# Euro Disney Parking



## camper69 (Aug 30, 2007)

Off to Euro Disney next week with the kids.

We are intending to stay in the car park for the couple of night s we are there. 

We are thinking of taking the bikes as well. Is it safe enough to leave bikes on the cycle racks of the motorhome (with a lock on as well) ?

Derek


----------



## grout20 (Aug 28, 2006)

*Should be alright...*

Hi Derek
We stayed there for a couple of days/nights in busy August and had our bikes on the cycle racks ok. 
We had them chained to each other, and the rack as well, but heard of no problems from other MH-ers (and there were lots of them!)
For info, the first night we arrived late and parked up outside the main entrance to the park with other motorhomes, on the right hand side just before the toll-gates, and all perfectly safe and amenable.
Have a great time ... make sure you do the "Aerosmith" ride.... can't recall the actual name but has huge guitar on the outside, can't miss it .... it has slightly more accelaration than your average motorhome .... :lol: 
cheers
John


----------



## Sagedog (Jun 28, 2005)

We too have used the 'Aire' at Disney and had no issues apart from the noise of the street cleaners wizzing round till the early hours. There is something a bit freaky about being woken up by Disney music though so be prepared!!
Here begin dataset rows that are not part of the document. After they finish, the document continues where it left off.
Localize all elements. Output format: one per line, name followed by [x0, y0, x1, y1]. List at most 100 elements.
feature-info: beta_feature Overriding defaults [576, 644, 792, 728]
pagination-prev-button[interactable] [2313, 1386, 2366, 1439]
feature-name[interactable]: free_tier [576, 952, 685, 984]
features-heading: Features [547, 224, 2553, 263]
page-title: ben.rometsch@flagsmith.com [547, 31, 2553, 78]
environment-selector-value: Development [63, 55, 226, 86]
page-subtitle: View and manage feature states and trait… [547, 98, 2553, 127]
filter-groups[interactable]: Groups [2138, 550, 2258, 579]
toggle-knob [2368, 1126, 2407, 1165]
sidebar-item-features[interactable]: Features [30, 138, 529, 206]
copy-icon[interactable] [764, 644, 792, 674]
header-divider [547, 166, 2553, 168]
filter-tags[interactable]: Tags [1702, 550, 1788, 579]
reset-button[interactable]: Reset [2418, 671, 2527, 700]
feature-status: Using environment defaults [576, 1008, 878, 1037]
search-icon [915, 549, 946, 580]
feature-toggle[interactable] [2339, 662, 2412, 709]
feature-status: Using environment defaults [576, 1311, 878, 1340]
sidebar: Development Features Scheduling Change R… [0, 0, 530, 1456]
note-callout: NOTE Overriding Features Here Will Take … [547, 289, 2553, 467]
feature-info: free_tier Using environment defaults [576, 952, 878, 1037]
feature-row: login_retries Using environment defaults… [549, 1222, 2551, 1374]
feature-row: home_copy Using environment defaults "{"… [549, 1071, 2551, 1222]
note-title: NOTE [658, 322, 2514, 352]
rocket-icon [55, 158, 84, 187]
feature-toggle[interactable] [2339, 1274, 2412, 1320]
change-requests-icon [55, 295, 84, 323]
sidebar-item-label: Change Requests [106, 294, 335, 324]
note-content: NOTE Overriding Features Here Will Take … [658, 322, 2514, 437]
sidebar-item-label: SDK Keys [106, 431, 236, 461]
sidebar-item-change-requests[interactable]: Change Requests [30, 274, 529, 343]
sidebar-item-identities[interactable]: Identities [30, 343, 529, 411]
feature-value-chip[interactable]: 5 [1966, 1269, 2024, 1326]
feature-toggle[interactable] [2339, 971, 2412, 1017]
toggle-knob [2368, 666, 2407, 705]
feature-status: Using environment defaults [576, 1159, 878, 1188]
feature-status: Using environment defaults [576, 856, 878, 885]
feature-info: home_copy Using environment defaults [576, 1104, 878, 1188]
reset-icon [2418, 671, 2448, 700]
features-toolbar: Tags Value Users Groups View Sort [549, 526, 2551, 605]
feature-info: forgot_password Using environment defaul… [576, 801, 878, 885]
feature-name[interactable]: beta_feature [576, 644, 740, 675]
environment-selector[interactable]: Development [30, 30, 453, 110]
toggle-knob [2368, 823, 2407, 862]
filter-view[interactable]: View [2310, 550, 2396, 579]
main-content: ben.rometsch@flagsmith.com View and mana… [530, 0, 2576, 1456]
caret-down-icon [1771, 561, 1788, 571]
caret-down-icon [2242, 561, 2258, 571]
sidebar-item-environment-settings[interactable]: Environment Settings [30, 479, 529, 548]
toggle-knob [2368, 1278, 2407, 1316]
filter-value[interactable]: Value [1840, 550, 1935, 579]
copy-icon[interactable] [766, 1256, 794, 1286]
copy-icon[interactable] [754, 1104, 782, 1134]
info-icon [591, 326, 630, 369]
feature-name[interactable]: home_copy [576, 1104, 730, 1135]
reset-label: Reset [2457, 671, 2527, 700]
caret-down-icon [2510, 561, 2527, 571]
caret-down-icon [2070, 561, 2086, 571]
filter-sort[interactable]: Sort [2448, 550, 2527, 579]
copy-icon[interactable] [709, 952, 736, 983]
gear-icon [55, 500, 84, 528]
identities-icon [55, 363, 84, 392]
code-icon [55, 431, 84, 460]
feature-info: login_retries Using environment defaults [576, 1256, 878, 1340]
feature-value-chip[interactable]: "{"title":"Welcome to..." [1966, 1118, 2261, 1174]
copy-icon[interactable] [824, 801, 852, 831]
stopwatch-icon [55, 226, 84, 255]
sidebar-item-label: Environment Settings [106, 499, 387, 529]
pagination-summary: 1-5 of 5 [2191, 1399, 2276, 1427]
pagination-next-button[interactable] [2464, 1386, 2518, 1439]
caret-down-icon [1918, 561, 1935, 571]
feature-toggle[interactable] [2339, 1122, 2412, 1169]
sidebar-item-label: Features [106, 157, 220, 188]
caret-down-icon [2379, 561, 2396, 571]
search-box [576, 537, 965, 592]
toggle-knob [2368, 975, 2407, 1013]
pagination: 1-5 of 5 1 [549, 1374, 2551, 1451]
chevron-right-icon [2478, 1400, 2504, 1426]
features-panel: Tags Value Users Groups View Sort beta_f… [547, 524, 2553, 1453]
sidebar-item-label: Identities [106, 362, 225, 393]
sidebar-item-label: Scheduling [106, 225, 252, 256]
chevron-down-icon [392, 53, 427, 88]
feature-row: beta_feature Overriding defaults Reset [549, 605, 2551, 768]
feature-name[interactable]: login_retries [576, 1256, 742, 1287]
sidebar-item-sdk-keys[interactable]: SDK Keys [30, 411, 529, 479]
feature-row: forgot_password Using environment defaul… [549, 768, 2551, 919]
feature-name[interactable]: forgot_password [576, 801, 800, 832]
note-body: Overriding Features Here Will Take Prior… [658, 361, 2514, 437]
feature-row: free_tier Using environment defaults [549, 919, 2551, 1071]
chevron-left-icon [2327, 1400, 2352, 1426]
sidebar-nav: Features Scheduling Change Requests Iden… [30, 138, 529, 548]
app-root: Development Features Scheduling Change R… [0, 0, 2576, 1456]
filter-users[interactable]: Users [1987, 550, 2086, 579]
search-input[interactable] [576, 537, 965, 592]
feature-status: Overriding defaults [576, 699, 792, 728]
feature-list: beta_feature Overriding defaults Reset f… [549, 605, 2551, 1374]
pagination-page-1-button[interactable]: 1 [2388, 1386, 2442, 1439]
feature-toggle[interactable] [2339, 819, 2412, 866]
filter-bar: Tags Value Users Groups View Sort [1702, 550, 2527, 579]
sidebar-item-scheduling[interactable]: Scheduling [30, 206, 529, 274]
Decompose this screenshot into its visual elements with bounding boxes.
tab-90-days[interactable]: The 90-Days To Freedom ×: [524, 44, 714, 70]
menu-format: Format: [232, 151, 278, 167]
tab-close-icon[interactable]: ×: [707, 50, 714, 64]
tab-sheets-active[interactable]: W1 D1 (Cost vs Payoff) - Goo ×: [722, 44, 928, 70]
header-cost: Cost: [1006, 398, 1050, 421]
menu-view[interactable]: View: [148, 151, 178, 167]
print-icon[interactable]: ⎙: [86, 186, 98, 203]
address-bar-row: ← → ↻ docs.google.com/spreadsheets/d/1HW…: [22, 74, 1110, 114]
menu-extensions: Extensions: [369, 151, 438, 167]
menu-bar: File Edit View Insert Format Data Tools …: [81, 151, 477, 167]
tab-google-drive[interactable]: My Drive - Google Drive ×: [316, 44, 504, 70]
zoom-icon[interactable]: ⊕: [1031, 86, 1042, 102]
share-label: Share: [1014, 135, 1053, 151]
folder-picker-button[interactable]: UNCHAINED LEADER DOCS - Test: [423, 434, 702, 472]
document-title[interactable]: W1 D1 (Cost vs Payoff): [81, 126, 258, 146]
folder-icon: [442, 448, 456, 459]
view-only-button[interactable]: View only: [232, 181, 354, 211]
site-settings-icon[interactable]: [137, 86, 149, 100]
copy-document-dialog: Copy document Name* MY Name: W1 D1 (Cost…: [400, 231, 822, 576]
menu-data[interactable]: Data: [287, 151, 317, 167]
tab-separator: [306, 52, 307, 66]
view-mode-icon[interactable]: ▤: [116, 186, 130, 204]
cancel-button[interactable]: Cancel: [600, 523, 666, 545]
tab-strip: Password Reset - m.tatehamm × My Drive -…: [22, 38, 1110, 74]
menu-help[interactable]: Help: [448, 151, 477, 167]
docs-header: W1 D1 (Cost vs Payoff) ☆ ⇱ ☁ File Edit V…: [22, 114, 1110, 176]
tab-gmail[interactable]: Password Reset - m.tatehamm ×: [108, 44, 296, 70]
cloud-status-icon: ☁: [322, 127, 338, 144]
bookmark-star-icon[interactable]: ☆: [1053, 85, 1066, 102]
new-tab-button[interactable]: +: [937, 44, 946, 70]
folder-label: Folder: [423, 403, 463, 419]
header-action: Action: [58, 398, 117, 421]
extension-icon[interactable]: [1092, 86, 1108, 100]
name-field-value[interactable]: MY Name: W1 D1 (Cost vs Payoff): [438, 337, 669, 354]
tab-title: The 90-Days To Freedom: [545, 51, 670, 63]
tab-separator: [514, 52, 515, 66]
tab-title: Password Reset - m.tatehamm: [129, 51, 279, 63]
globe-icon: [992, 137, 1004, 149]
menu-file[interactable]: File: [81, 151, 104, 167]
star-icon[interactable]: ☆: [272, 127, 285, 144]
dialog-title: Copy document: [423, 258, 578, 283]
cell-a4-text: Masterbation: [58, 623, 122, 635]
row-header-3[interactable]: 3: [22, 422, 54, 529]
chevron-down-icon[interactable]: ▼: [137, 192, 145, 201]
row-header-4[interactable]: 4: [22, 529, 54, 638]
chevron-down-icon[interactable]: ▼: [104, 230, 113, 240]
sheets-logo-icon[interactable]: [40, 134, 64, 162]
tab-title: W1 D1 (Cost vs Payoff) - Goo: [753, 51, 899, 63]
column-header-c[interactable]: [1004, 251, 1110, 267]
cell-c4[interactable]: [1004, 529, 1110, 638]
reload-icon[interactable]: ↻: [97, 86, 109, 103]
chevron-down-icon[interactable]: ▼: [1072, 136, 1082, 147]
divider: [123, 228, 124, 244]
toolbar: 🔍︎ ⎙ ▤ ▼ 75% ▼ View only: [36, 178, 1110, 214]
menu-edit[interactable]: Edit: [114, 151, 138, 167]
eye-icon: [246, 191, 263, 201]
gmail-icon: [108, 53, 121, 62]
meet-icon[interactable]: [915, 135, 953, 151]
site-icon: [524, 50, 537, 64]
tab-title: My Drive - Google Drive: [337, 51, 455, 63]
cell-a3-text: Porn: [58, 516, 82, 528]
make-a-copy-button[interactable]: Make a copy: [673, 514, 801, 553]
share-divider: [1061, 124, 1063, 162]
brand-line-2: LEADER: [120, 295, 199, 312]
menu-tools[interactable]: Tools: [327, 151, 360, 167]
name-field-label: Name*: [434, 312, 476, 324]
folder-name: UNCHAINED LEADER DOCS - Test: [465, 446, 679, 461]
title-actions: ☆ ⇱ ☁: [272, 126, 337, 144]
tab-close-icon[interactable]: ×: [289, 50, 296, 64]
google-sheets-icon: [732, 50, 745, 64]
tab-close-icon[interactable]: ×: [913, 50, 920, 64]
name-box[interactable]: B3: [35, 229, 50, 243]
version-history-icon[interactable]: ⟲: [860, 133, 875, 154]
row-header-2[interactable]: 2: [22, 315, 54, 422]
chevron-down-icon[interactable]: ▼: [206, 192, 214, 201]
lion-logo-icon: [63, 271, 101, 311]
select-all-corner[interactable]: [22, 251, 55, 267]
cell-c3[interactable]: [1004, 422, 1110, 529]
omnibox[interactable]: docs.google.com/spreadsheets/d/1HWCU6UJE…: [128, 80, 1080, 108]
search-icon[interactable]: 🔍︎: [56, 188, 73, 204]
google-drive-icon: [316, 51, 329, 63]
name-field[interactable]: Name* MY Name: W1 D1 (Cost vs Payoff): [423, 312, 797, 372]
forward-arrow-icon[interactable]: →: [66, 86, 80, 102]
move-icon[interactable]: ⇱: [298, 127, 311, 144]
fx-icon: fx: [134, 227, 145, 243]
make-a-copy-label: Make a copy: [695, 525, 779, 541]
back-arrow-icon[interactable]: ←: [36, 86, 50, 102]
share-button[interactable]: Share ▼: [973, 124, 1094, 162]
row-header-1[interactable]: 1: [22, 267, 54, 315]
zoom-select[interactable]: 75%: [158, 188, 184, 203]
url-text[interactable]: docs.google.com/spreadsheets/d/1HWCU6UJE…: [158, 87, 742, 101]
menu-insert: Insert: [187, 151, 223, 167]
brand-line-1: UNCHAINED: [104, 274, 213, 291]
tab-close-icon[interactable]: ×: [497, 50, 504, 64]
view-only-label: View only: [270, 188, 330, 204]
Aside to your post and not wanting to go {offtopic} there was word last year that the practice of overnighting in the car park was now not allowed have they had a change of mind??

Have a good trip, the bikes will come in handy as the petrol station by the entrance/exit sells all manner of foodstuffs croissants etc but is a fair old walk!!


----------



## camper69 (Aug 30, 2007)

Just to report that camping in the carpark with your m/h is still going strong. 

Pity about the French owners who can't be bothered to drive the round the corner to dump their waste and just open their tank in the car park.

There was also there was a m/h which looked like a horse box that ran a generator each night we were there.

Also the kids vote the Aerosmith ride the best of our visit. You sure need your seatbelts!!

Derek


----------



## moblee (Dec 31, 2006)

Have fun Derek & kids.

We stayed there a couple of nights last year,no problems try & get to sleep before the roadsweeper lorries come round in the middle of the night though :lol: 

The aerosmith ride is called Rock"n"Rollcoaster, & there's a height restriction for kiddies.

Brilliant place


----------



## 96299 (Sep 15, 2005)

Good to hear about the parking camper69.Thanks for that.  

steve


----------